You're correct. Guess and check subtraction works, alternatively you can multiply by 8 then 1/8 to get back the original point minus the small order component and subtract. (note:for cofactor=8)
cv = Curve.get_curve('Ed25519')
#generator for low order group G
single=cv.decode_point(base64.b16decode(b'26E8958FC2B227B045C3F489F2EF98F0D5DFAC05D3C63339B13802886D53FC05'))
inv8=modinv(8,cv.order)
lo_list=[(cv.generator+single)*i-cv.generator*i for i in range(8,16)]
def get_lo(X):
#get the low order group information from a point
X_lo=X-X*8*inv8 #isolate LO info
return lo_list.index(X_lo) #find it in the list
Notice that to generate the list I had to get around the checks for equality to the 8 small order points by including G.
This leaks the 3 least significant bits of the scalar which doesn't get you the key by itself.
Attacks
Getting the rest of the key requires that the victim manipulate the scalar in some way before multiplication to get information on higher bits.
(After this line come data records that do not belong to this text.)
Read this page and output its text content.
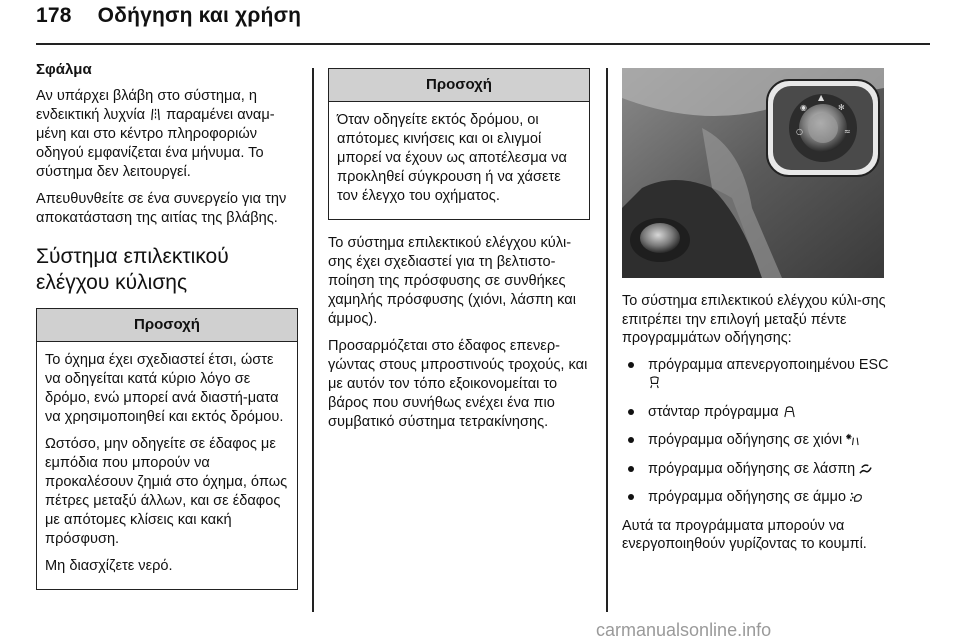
178 Οδήγηση και χρήση

Σφάλμα

Αν υπάρχει βλάβη στο σύστημα, η ενδεικτική λυχνία παραμένει αναμ-μένη και στο κέντρο πληροφοριών οδηγού εμφανίζεται ένα μήνυμα. Το σύστημα δεν λειτουργεί.

Απευθυνθείτε σε ένα συνεργείο για την αποκατάσταση της αιτίας της βλάβης.

Σύστημα επιλεκτικού ελέγχου κύλισης
Προσοχή

Το όχημα έχει σχεδιαστεί έτσι, ώστε να οδηγείται κατά κύριο λόγο σε δρόμο, ενώ μπορεί ανά διαστή-ματα να χρησιμοποιηθεί και εκτός δρόμου.

Ωστόσο, μην οδηγείτε σε έδαφος με εμπόδια που μπορούν να προκαλέσουν ζημιά στο όχημα, όπως πέτρες μεταξύ άλλων, και σε έδαφος με απότομες κλίσεις και κακή πρόσφυση.

Μη διασχίζετε νερό.

Προσοχή

Όταν οδηγείτε εκτός δρόμου, οι απότομες κινήσεις και οι ελιγμοί μπορεί να έχουν ως αποτέλεσμα να προκληθεί σύγκρουση ή να χάσετε τον έλεγχο του οχήματος.

Το σύστημα επιλεκτικού ελέγχου κύλι-σης έχει σχεδιαστεί για τη βελτιστο-ποίηση της πρόσφυσης σε συνθήκες χαμηλής πρόσφυσης (χιόνι, λάσπη και άμμος).

Προσαρμόζεται στο έδαφος επενερ-γώντας στους μπροστινούς τροχούς, και με αυτόν τον τόπο εξοικονομείται το βάρος που συνήθως ενέχει ένα πιο συμβατικό σύστημα τετρακίνησης.

◉
▲
✻
≈
○

Το σύστημα επιλεκτικού ελέγχου κύλι-σης επιτρέπει την επιλογή μεταξύ πέντε προγραμμάτων οδήγησης:

πρόγραμμα απενεργοποιημένου ESC
στάνταρ πρόγραμμα
πρόγραμμα οδήγησης σε χιόνι
πρόγραμμα οδήγησης σε λάσπη
πρόγραμμα οδήγησης σε άμμο

Αυτά τα προγράμματα μπορούν να ενεργοποιηθούν γυρίζοντας το κουμπί.

carmanualsonline.info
If the victim is willing to add or multiply by an attacker supplied value prior to multiplication then the full scalar can be recovered.
One scenario in which this could occur is if the victim expects keys to be derived from their public key (EG:K_derived=v*K_p) and the attacker can supply the v used. This can be done for privacy reasons (the derived keys can't be connected to the original key).
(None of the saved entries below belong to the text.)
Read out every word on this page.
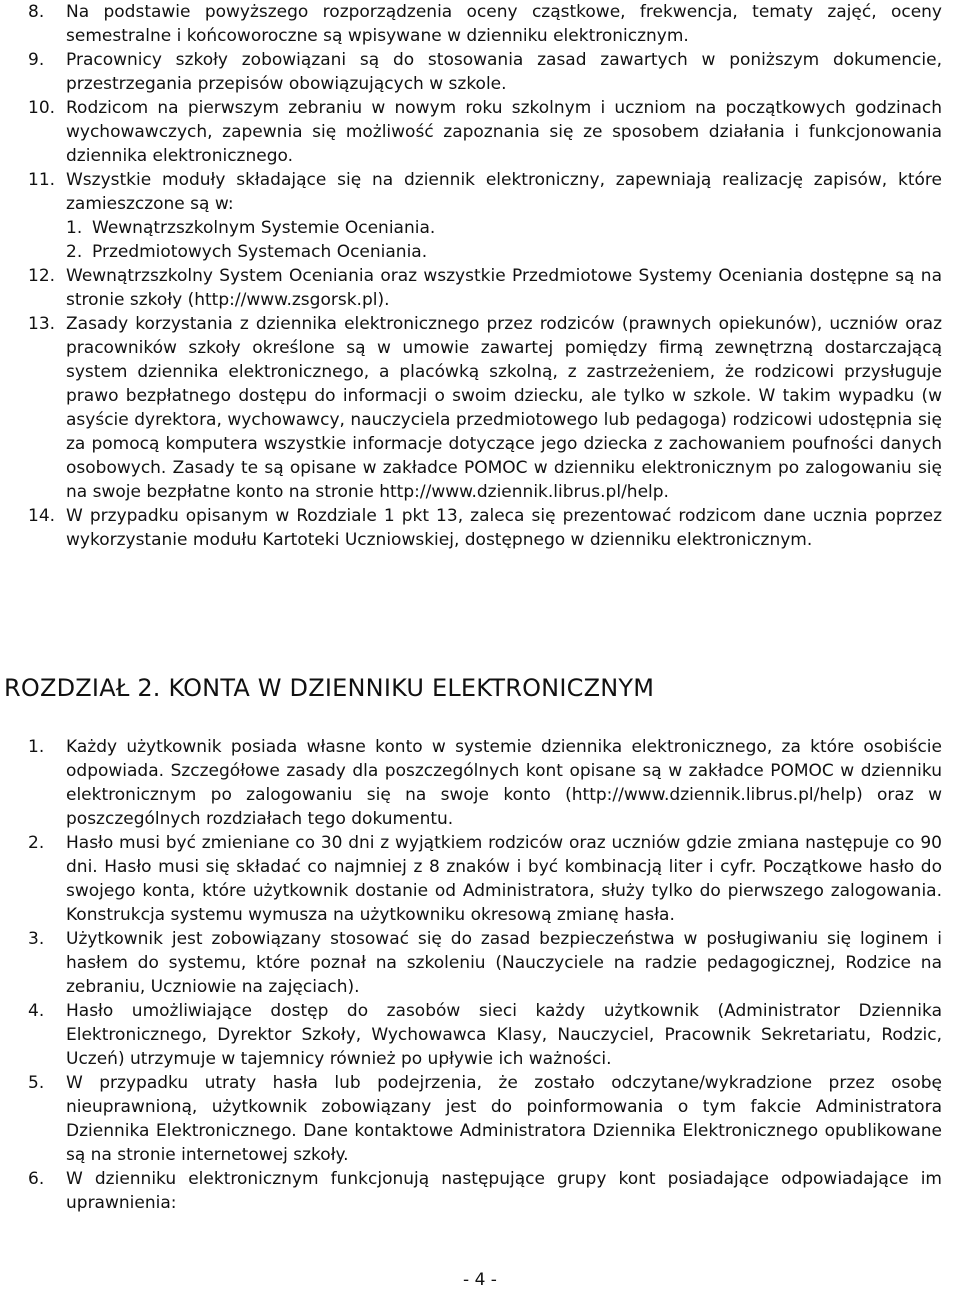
8.	Na podstawie powyższego rozporządzenia oceny cząstkowe, frekwencja, tematy zajęć, oceny semestralne i końcoworoczne są wpisywane w dzienniku elektronicznym.
9.	Pracownicy szkoły zobowiązani są do stosowania zasad zawartych w poniższym dokumencie, przestrzegania przepisów obowiązujących w szkole.
10. Rodzicom na pierwszym zebraniu w nowym roku szkolnym i uczniom na początkowych godzinach wychowawczych, zapewnia się możliwość zapoznania się ze sposobem działania i funkcjonowania dziennika elektronicznego.
11. Wszystkie moduły składające się na dziennik elektroniczny, zapewniają realizację zapisów, które zamieszczone są w:
1. Wewnątrzszkolnym Systemie Oceniania.
2. Przedmiotowych Systemach Oceniania.
12. Wewnątrzszkolny System Oceniania oraz wszystkie Przedmiotowe Systemy Oceniania dostępne są na stronie szkoły (http://www.zsgorsk.pl).
13. Zasady korzystania z dziennika elektronicznego przez rodziców (prawnych opiekunów), uczniów oraz pracowników szkoły określone są w umowie zawartej pomiędzy firmą zewnętrzną dostarczającą system dziennika elektronicznego, a placówką szkolną, z zastrzeżeniem, że rodzicowi przysługuje prawo bezpłatnego dostępu do informacji o swoim dziecku, ale tylko w szkole. W takim wypadku (w asyście dyrektora, wychowawcy, nauczyciela przedmiotowego lub pedagoga) rodzicowi udostępnia się za pomocą komputera wszystkie informacje dotyczące jego dziecka z zachowaniem poufności danych osobowych. Zasady te są opisane w zakładce POMOC w dzienniku elektronicznym po zalogowaniu się na swoje bezpłatne konto na stronie http://www.dziennik.librus.pl/help.
14. W przypadku opisanym w Rozdziale 1 pkt 13, zaleca się prezentować rodzicom dane ucznia poprzez wykorzystanie modułu Kartoteki Uczniowskiej, dostępnego w dzienniku elektronicznym.
ROZDZIAŁ 2. KONTA W DZIENNIKU ELEKTRONICZNYM
1.	Każdy użytkownik posiada własne konto w systemie dziennika elektronicznego, za które osobiście odpowiada. Szczegółowe zasady dla poszczególnych kont opisane są w zakładce POMOC w dzienniku elektronicznym po zalogowaniu się na swoje konto (http://www.dziennik.librus.pl/help) oraz w poszczególnych rozdziałach tego dokumentu.
2.	Hasło musi być zmieniane co 30 dni z wyjątkiem rodziców oraz uczniów gdzie zmiana następuje co 90 dni. Hasło musi się składać co najmniej z 8 znaków i być kombinacją liter i cyfr. Początkowe hasło do swojego konta, które użytkownik dostanie od Administratora, służy tylko do pierwszego zalogowania. Konstrukcja systemu wymusza na użytkowniku okresową zmianę hasła.
3.	Użytkownik jest zobowiązany stosować się do zasad bezpieczeństwa w posługiwaniu się loginem i hasłem do systemu, które poznał na szkoleniu (Nauczyciele na radzie pedagogicznej, Rodzice na zebraniu, Uczniowie na zajęciach).
4.	Hasło umożliwiające dostęp do zasobów sieci każdy użytkownik (Administrator Dziennika Elektronicznego, Dyrektor Szkoły, Wychowawca Klasy, Nauczyciel, Pracownik Sekretariatu, Rodzic, Uczeń) utrzymuje w tajemnicy również po upływie ich ważności.
5.	W przypadku utraty hasła lub podejrzenia, że zostało odczytane/wykradzione przez osobę nieuprawnioną, użytkownik zobowiązany jest do poinformowania o tym fakcie Administratora Dziennika Elektronicznego. Dane kontaktowe Administratora Dziennika Elektronicznego opublikowane są na stronie internetowej szkoły.
6.	W dzienniku elektronicznym funkcjonują następujące grupy kont posiadające odpowiadające im uprawnienia:
- 4 -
In the context of zero knowledge proofs the point could be multiplied by some value correlated with secret information. In schnorr signatures, leaking bits of the randomly chosen scalar can reveal bits correlated with the key and done enough times the attacker can reassemble the whole key. This attack doesn't apply there but can apply in other complex multi-round zero knowledge proofs.
Attack demo
Here's some attack code that implements this attack.
Curve25519 keys are clamped to prevent this. The scalar domain is close to 2^252. Scalar clamping clears the lowest three bits, sets bit 255 and clears bit 256. The result is of the form 8*(2^252+X) where 2^252 > X ≥ 0. The 2^252 is there to mitigate side channel attacks in stupid implementations.
scalars of the form 8*X implicitly clear the small order component when multiplying. A scalar can be converted to this form by multiplying by inverse(cofactor) and then multiplying by the cofactor without reducing modulo the group order.
Point cannonicity
another problem with the low order part of points is that equivalent points that differ only in their low order component are ... well ... different. In CryptoNote based cryptocurrencies this led to a double spend vulnerability since implementations expected that equivalent public keys would have the same byte representation but they discarded cofactor information.